Suara motor yang mulai mendekat mengalihkan perhatian Rinai. Gadis itu segera berjalan dan bersiap menaiki motor yang dikendarai oleh seerang laki - laki berseragam SMA yang tertutup jaket levis tersebut.
"Duluan ya kak," pamit gadis itu.
Melihat hal itu Faiz hanya bisa tersenyum. Dia terus memikirkan siapa lelaki yang menjemput Rinai sore itu. 'Apakah mungkin itu pacarnya?' tanya Faiz di dalam hati.

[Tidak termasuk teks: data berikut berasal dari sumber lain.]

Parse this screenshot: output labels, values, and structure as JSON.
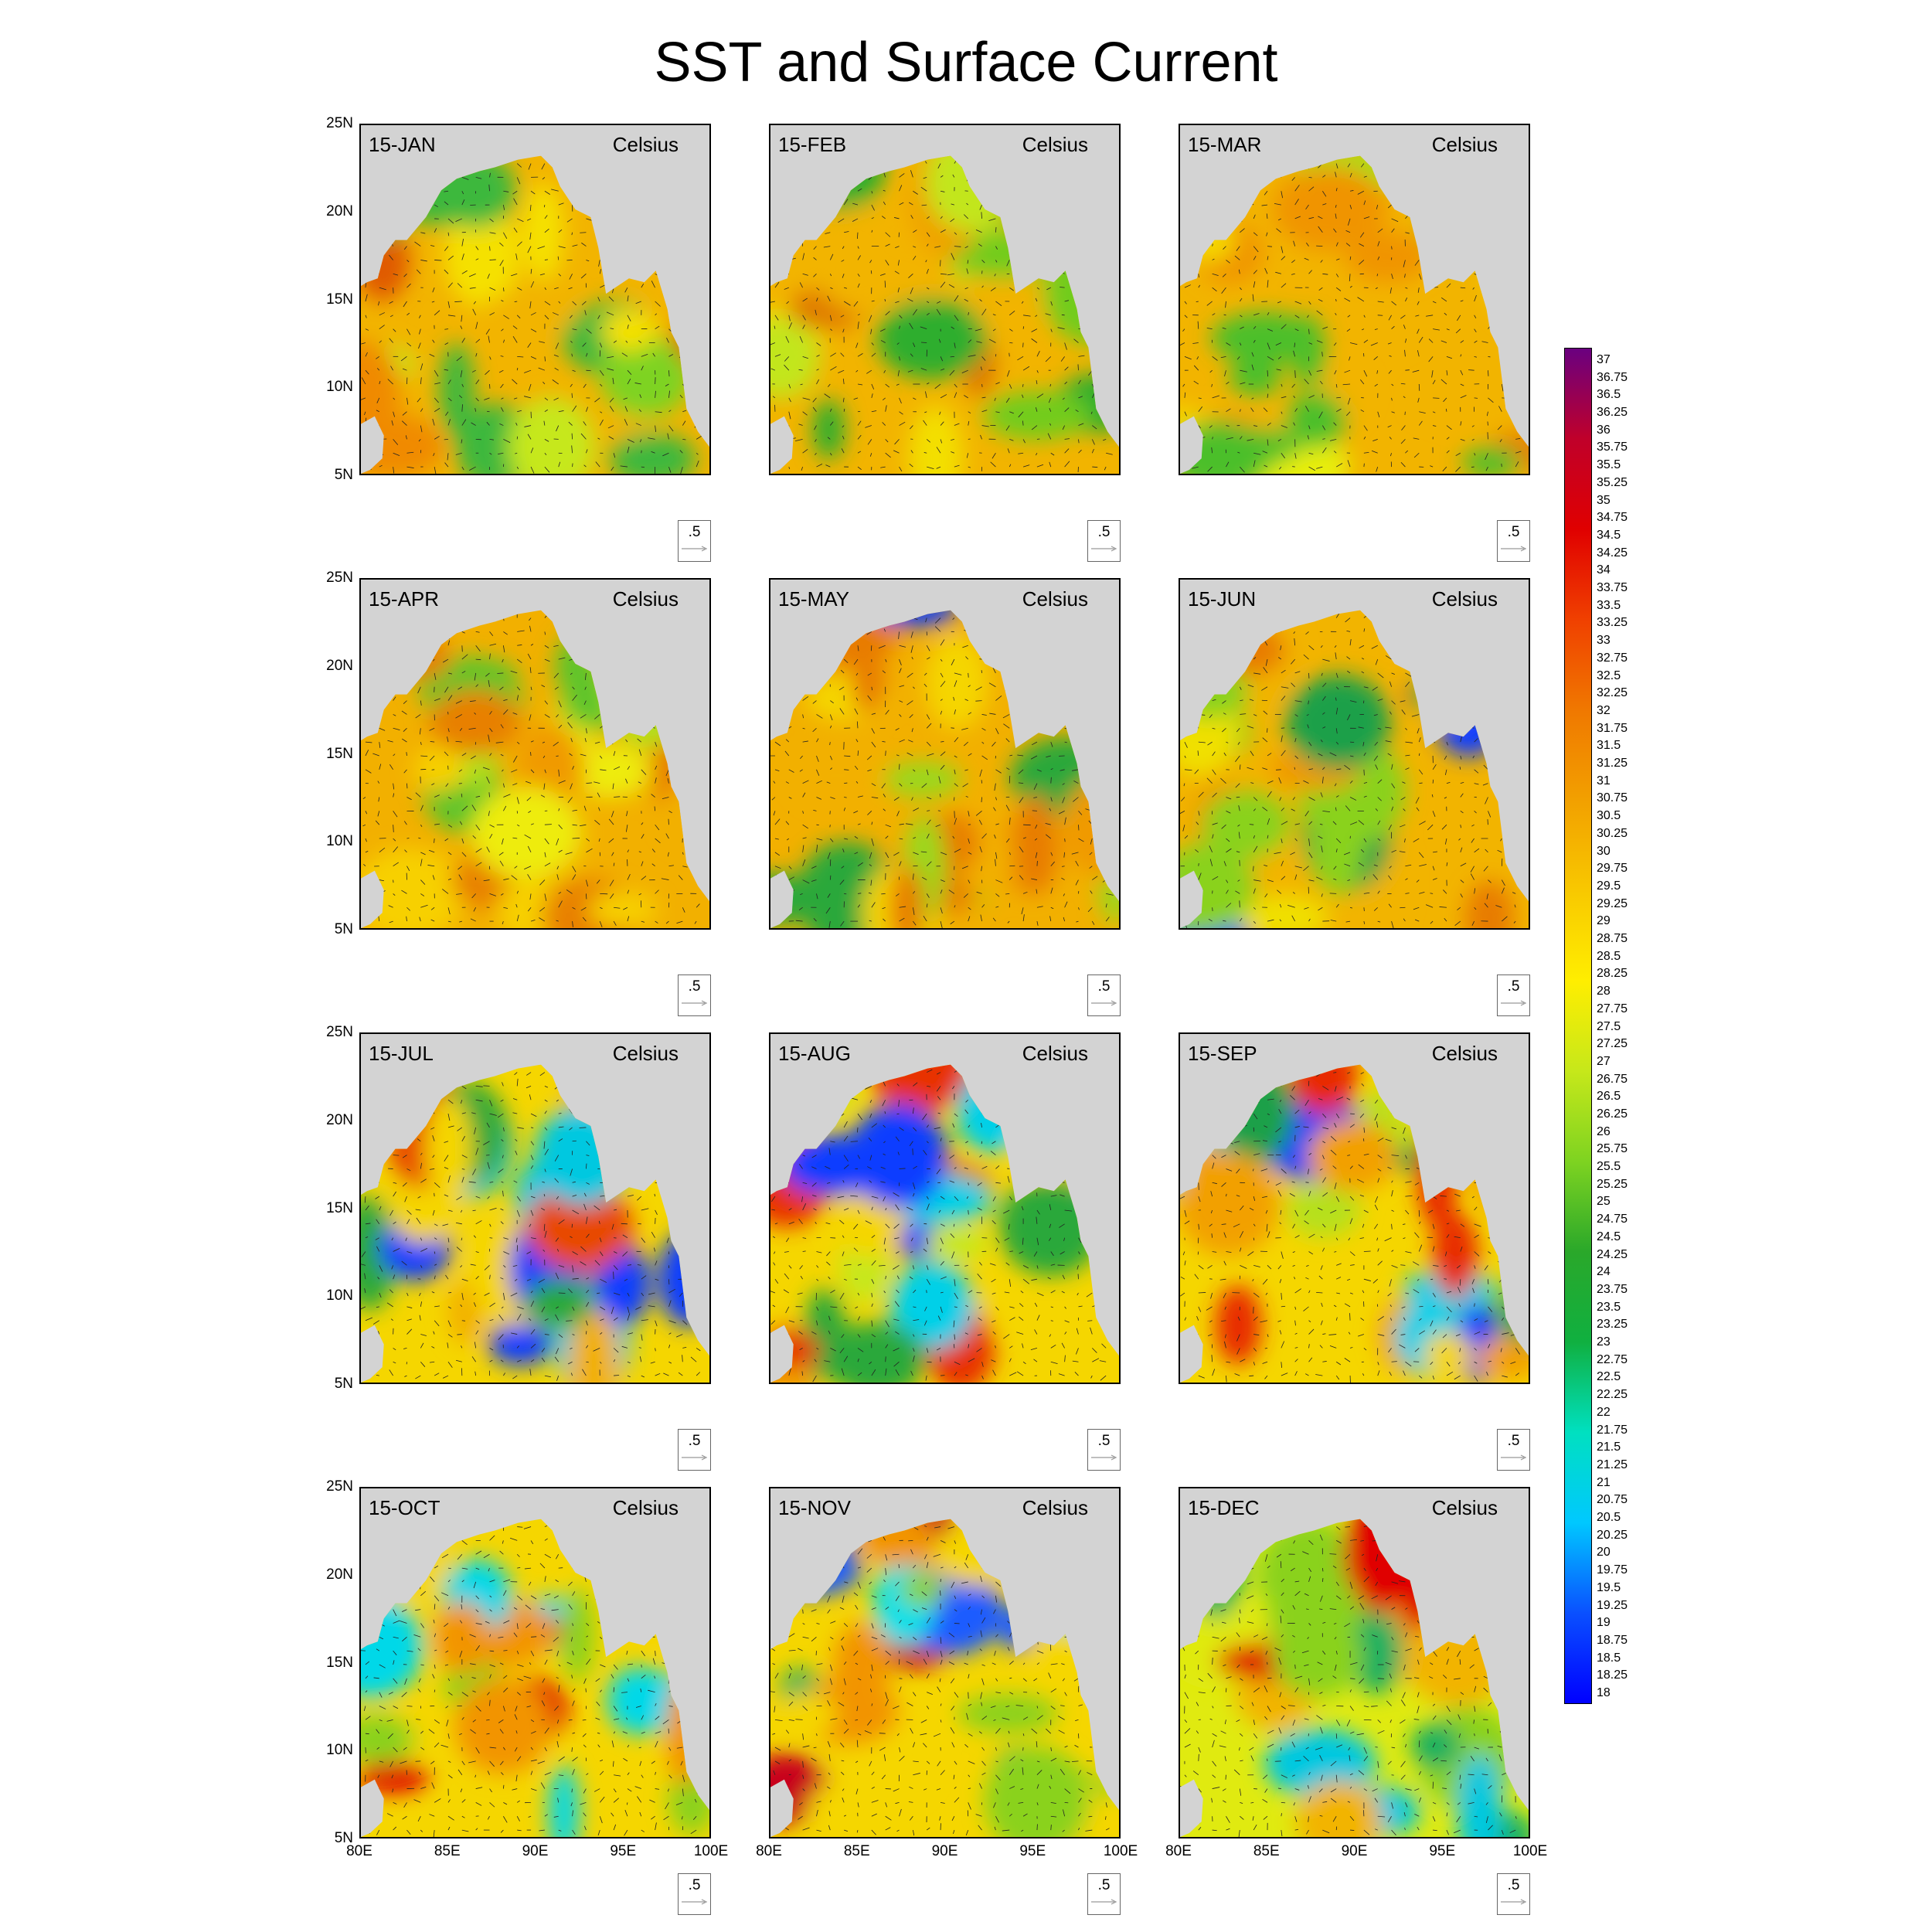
{
  "title": "SST and Surface Current",
  "unit_label": "Celsius",
  "ref_vector_label": ".5",
  "panels": [
    {
      "month": "15-JAN",
      "palette": [
        "#3cb83c",
        "#7ed321",
        "#c6e81a",
        "#f5e100",
        "#f2b400",
        "#f08a00",
        "#e05a00"
      ]
    },
    {
      "month": "15-FEB",
      "palette": [
        "#2fae2f",
        "#72cc1e",
        "#c2e61a",
        "#f3df00",
        "#f2b400",
        "#f0a000",
        "#e07a00"
      ]
    },
    {
      "month": "15-MAR",
      "palette": [
        "#4cbf2c",
        "#a8dd1c",
        "#e8ee10",
        "#f5d800",
        "#f2b400",
        "#f09400",
        "#e88000"
      ]
    },
    {
      "month": "15-APR",
      "palette": [
        "#5ec42a",
        "#b0e01a",
        "#eeec10",
        "#f7d000",
        "#f2b000",
        "#f09a00",
        "#e88000"
      ]
    },
    {
      "month": "15-MAY",
      "palette": [
        "#0a3cff",
        "#2aa83a",
        "#9ad81c",
        "#f5d600",
        "#f2b000",
        "#f09a00",
        "#e87c00"
      ]
    },
    {
      "month": "15-JUN",
      "palette": [
        "#0a3cff",
        "#1fa04a",
        "#8ad21e",
        "#f0e000",
        "#f2b400",
        "#f09a00",
        "#e87c00"
      ]
    },
    {
      "month": "15-JUL",
      "palette": [
        "#0a3cff",
        "#00c8e0",
        "#2aa83a",
        "#c6e81a",
        "#f5d600",
        "#f2b000",
        "#e84800"
      ]
    },
    {
      "month": "15-AUG",
      "palette": [
        "#0a3cff",
        "#00d0e8",
        "#2aa83a",
        "#c6e81a",
        "#f5d600",
        "#f2a000",
        "#e83000"
      ]
    },
    {
      "month": "15-SEP",
      "palette": [
        "#0a3cff",
        "#00d0e8",
        "#1fa04a",
        "#b6e01a",
        "#f5d600",
        "#f2a000",
        "#e82a00"
      ]
    },
    {
      "month": "15-OCT",
      "palette": [
        "#1a5cff",
        "#00d8e8",
        "#18b060",
        "#8ad21e",
        "#f5d600",
        "#f29400",
        "#e00000"
      ]
    },
    {
      "month": "15-NOV",
      "palette": [
        "#1a5cff",
        "#00e0e8",
        "#18b060",
        "#8ad21e",
        "#f5d600",
        "#f29400",
        "#c8001a"
      ]
    },
    {
      "month": "15-DEC",
      "palette": [
        "#00c8e0",
        "#18b060",
        "#2ab038",
        "#8ad21e",
        "#e0ea10",
        "#f2b400",
        "#e00000"
      ]
    }
  ],
  "lat_ticks": [
    "25N",
    "20N",
    "15N",
    "10N",
    "5N"
  ],
  "lon_ticks": [
    "80E",
    "85E",
    "90E",
    "95E",
    "100E"
  ],
  "chart_data": {
    "type": "heatmap",
    "title": "SST and Surface Current",
    "variable_unit": "Celsius",
    "x_range": [
      80,
      100
    ],
    "y_range": [
      5,
      25
    ],
    "colorbar": {
      "min": 18,
      "max": 37,
      "step": 0.25,
      "labels": [
        "37",
        "36.75",
        "36.5",
        "36.25",
        "36",
        "35.75",
        "35.5",
        "35.25",
        "35",
        "34.75",
        "34.5",
        "34.25",
        "34",
        "33.75",
        "33.5",
        "33.25",
        "33",
        "32.75",
        "32.5",
        "32.25",
        "32",
        "31.75",
        "31.5",
        "31.25",
        "31",
        "30.75",
        "30.5",
        "30.25",
        "30",
        "29.75",
        "29.5",
        "29.25",
        "29",
        "28.75",
        "28.5",
        "28.25",
        "28",
        "27.75",
        "27.5",
        "27.25",
        "27",
        "26.75",
        "26.5",
        "26.25",
        "26",
        "25.75",
        "25.5",
        "25.25",
        "25",
        "24.75",
        "24.5",
        "24.25",
        "24",
        "23.75",
        "23.5",
        "23.25",
        "23",
        "22.75",
        "22.5",
        "22.25",
        "22",
        "21.75",
        "21.5",
        "21.25",
        "21",
        "20.75",
        "20.5",
        "20.25",
        "20",
        "19.75",
        "19.5",
        "19.25",
        "19",
        "18.75",
        "18.5",
        "18.25",
        "18"
      ],
      "stops": [
        "#0000ff",
        "#0a50ff",
        "#00c8ff",
        "#00e0c0",
        "#10b040",
        "#2aa82a",
        "#7ed321",
        "#c6e81a",
        "#ffee00",
        "#f8c800",
        "#f2a000",
        "#f07800",
        "#f04000",
        "#e00000",
        "#c0002a",
        "#6a0080"
      ]
    }
  }
}
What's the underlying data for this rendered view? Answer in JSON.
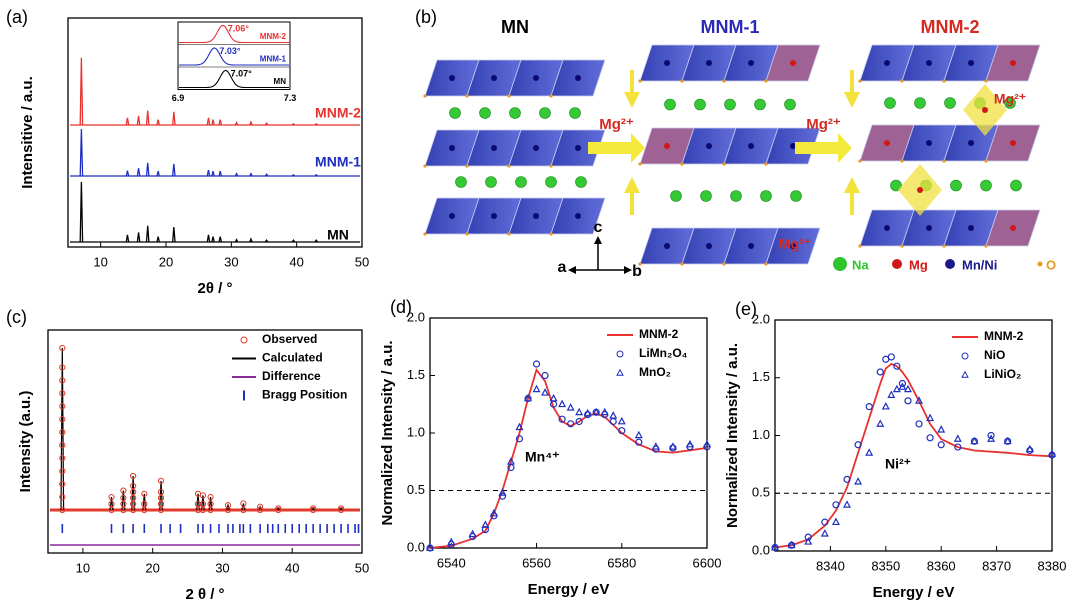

Hari - hari selanjutnya, Faiz ikut menemani Rinai menunggu jemputan. Namun, ia tidak ikut menunggu di halte, melainkan di lapangan sepak bola di depan sekolah. Dari sana ia dapat melihat Rinai walau dari jauh dan memastikan saat gadis itu sudah dijemput oleh laki - laki yang biasa menjemputnya. Saat itu Faiz cukup menyukai Rinai dari jauh karena ia tak ingin mengusik hubungan orang lain. Namun, ia mjlai memberanikan diri saat mengetahui bahwa Rinai masih sendiri, ternyata laki - laki yang selalu menjemputnya dulu adalah adik kandungnya sendiri yang hanya terpaut usia setahun darinya. Dan saat itulah Faiz mencoba memberanikan diri untuk mendekati Rinai.